NOSQL stands for Not Only SQL.
Main types of NOSQL:
- Key-value originated from Amazon’s paper on Dynamo e.g. Riak, Voldemort (used in Linkedin)
- Column Family e.g. Cassandra, Hbase, Hyper table
- Document databases (most popular) descended from Lotus notes. e.g. CouchDb & MongoDb
- Graph Databases (nodes with properties) originated from Euler and Graph theory. e.g. infinitegraph, Neo4J
Documents are superset of Key-values. Graphs are supersets of documents and thus all others. Does this imply you should use Graph NOSQL solutions for all your NOSQL concerns? The graph NOSQL advocates think so.
- Acidity is increasing e.g. MongoDb adding durable logging storage, Cassandra adding stronger consistency
- More query languages – Cassandra -CQL, CouchDb UnQL, Neo4J – Cyper, Mongo.
- Potentially more schemas?
- Tool support
- Middleware support
Oracle now adopting NOSQL with a KeyValue solution despite debunking NOSQL in May this year. NOSQL seems to be following similar historical trends to SQL. SQL which had many vendors to begin with, over time resulted in 4 large vendors. Could NOSQL result in a similar situation in the near future?
2) HANDLING CONFLICTS IN EVENTUALLY CONSISTENT SYSTEMS by Russell Brown
Key quote from this talk: “Large systems are always in some degree of failure”
Problem: According to CAP: Consistency, Availability & Partition tolerance – you can’t have all 3. Have to compromise by picking 2.
In the case of a partition (P), trade availability (A) for consistency (C)
Else (E) trade latency for consistency (C)
Riak inspired by Dynamo. Built in Erlang/OTP. Has features such as MapReduce, links, full text search. Uses vector clocks not timestamps. Statebox for automation of resolving conflicts.
Uses a wheel for storing clustered data.
3) MONGODB + SCALA: CASE CLASSES, DOCUMENTS AND SHARDS FOR A NEW DATA MODEL by Brendan McAdams (creator of Casbah)

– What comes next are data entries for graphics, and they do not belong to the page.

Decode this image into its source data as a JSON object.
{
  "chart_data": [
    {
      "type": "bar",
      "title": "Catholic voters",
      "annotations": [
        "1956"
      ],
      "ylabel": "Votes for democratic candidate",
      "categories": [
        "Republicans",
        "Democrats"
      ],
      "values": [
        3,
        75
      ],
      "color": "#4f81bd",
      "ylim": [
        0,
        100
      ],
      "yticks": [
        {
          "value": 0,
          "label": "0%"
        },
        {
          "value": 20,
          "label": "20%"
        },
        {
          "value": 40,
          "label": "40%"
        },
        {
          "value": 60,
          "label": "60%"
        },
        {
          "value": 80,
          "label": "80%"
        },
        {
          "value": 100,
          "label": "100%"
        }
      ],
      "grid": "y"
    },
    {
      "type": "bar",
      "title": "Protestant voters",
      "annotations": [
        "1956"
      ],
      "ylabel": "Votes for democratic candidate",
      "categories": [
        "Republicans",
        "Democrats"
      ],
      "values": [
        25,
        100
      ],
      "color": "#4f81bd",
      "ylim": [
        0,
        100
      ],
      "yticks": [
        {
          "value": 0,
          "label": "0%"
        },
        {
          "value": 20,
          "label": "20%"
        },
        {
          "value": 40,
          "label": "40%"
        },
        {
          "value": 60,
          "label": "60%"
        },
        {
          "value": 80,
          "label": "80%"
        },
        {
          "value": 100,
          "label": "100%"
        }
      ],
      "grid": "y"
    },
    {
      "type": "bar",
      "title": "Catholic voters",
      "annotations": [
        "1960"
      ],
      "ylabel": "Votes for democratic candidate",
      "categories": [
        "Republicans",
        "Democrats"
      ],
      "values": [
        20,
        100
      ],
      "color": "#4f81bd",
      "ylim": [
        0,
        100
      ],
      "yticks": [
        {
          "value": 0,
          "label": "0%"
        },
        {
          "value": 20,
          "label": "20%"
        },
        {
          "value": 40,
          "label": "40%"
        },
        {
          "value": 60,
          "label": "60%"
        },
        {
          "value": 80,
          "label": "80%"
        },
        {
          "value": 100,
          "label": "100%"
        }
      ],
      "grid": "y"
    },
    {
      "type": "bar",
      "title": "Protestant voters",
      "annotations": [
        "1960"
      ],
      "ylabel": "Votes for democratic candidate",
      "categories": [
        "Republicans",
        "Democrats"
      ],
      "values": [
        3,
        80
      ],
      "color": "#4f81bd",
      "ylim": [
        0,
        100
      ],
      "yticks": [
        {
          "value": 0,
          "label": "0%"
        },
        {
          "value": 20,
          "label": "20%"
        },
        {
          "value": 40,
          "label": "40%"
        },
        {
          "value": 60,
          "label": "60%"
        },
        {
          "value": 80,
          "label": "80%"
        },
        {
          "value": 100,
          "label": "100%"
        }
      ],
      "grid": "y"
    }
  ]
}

MongoDb is not suited for highly transactional applications or ad-hoc intelligence that requires SQL support. MongoDb resolves around memory mapped files. Mongo has an autosharding system.
Things to remember:
The datastore is a servant to the application not vice-versa
4) REAL LIFE CASSANDRA by Dave Gardner (from Cassandra user group)
- Elastic – Read/Write throughput increases as scale horizontally.
- Decentralised no master node.
- Based on Amazon’s Dynamo paper
- Rich data set model
- High write performance
If your requirements are big data, high availability high number of writes then use Cassandra.
When data modelling, start from your queries and work backwards.
Has expiring columns.
Avoid read before write & locking by safely mutating individual columns
Avoid super columns, instead use composite columns
Use Brisk (uses hadoop) for analysing data directly from Cassandra cluster.
5) DOCTOR WHO AND NEO4J by Ian Robinson
Although it was a fairly slick presentation it seemed to focus too much on modelling Doctor Who and his universe as a working example of graphs & Neo4J. Could this be to hide some shortcomings in Neo4J?
- Neo4J is a fully ACID replacement for Mysql/Oracle.
- Neo4j is a NOSQL solution that tries to sell itself as the most enterprise ready solution.
- Has master/slave nodes.
- Has 3 licenses: Community/Advanced/Enterprise.
With mentions of 2 phase commits, other than the advantage of modelling relationships such as social networks, there seemed little benefit from moving away from a relational database.
Having spoken to the Neo4J guys afterwards, it seems that the DB loses its ACIDity once you cluster it, and becomes another eventually-consistent store!
6) BUILDING REAL WORLD SOLUTION WITH DOCUMENT STORAGE, SCALA AND LIFT by Aleksa Vukotic
- Written in Erlang has Lift support (Scala framework)
- Exposes REST/JSON endpoints
- Eventually consistent
- Versioning appends only updates
- Mapreduce for querying using views
7) ROBERT REES ON POLYGLOT PERSISTENCE
A muddled presentation talking about mixing graph NOSQL solution with a document based one.
8) THE FUTURE OF NOSQL AND BIG DATA STORAGE by Tom Wilkie
Rather than using the out of the box storage engines for NOSQL solutions, there can be dramatic throughput gains for using alternative storage engines such as Tokutek and Acunu (Castle).